I have a migraine and my stomach hurts. A fast food burger and fries should help.
I made a bacon sandwich this morning then managed to drop it on my white t-shirt. Luckily nobody was using the washing machine. That’s where I keep my emergency bacon.
I asked my wife to pick up some 25yr caulk at Home Depot and she’s been in the bathroom getting ready for hours.
World domination? I don’t even want to be responsible for myself.
doctor: describe your morning routine
me: denial, anger, bargaining, depression, and acceptance
doctor: I said m-o-r-n-i-n-g
me: I know how it’s spelled
You have a moderately successful Twitter account and you think “I should Google myself…”
While in restaurants as a kid, my parents would pay by credit card in a machine that looked like it could take your finger off
Every time I’m around my mother in law, I wonder who is running hell in her absence.
[Emergency Room]
MRS. PIÑATA: Will my husband make it, doc?
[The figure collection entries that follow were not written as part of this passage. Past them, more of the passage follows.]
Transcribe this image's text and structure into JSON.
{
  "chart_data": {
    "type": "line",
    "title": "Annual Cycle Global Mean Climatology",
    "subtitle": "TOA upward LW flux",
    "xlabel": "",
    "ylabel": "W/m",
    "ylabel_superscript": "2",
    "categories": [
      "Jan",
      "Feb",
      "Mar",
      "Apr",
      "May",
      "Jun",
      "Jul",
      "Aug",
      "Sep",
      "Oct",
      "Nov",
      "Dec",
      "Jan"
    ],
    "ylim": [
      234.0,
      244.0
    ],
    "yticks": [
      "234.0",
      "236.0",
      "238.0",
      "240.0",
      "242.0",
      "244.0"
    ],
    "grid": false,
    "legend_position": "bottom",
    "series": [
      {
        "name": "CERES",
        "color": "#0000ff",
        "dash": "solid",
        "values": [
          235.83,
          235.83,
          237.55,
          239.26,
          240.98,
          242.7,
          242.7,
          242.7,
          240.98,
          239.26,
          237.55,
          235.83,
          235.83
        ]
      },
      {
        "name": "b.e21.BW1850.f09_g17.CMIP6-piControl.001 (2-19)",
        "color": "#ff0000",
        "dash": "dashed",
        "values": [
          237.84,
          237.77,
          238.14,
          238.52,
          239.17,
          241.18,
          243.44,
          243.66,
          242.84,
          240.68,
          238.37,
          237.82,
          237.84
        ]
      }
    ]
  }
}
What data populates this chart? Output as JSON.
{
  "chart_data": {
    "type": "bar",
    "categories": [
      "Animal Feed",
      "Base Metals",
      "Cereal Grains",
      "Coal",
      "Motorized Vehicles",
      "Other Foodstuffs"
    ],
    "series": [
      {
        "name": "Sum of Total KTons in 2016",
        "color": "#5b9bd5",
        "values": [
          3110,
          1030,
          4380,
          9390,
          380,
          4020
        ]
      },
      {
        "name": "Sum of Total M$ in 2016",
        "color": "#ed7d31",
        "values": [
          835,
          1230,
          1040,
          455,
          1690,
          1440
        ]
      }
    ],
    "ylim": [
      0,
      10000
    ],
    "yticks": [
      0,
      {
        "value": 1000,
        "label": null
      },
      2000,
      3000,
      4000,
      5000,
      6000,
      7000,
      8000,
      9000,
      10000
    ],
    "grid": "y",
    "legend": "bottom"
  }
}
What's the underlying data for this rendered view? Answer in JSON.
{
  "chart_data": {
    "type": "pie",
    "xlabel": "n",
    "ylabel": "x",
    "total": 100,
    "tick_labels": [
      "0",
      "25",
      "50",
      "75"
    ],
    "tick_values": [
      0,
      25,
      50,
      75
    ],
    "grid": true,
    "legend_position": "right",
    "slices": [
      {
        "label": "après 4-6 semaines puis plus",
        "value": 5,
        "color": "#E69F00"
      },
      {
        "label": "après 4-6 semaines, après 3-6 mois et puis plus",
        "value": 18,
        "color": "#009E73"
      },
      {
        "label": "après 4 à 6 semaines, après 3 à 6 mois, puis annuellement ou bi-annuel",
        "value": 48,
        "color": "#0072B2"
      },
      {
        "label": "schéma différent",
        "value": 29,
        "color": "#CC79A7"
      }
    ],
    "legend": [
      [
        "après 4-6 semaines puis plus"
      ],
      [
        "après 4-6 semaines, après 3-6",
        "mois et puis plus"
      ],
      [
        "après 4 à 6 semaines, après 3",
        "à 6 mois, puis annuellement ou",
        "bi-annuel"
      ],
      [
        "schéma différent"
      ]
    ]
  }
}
DOCTOR: We’ll do what we can but *slurping on sucker* he’s lost a lot of candy
When I see a job ad that doesn’t have salary listed I send them a resume with my whole work history redacted
When I go jogging, I listen to a portable CD player, so people think I’ve been running for 10 years.
I had to dig my first 3ft hole with a shovel that took hours just to plant a tree so I can indeed confirm I would never be able to bury a body.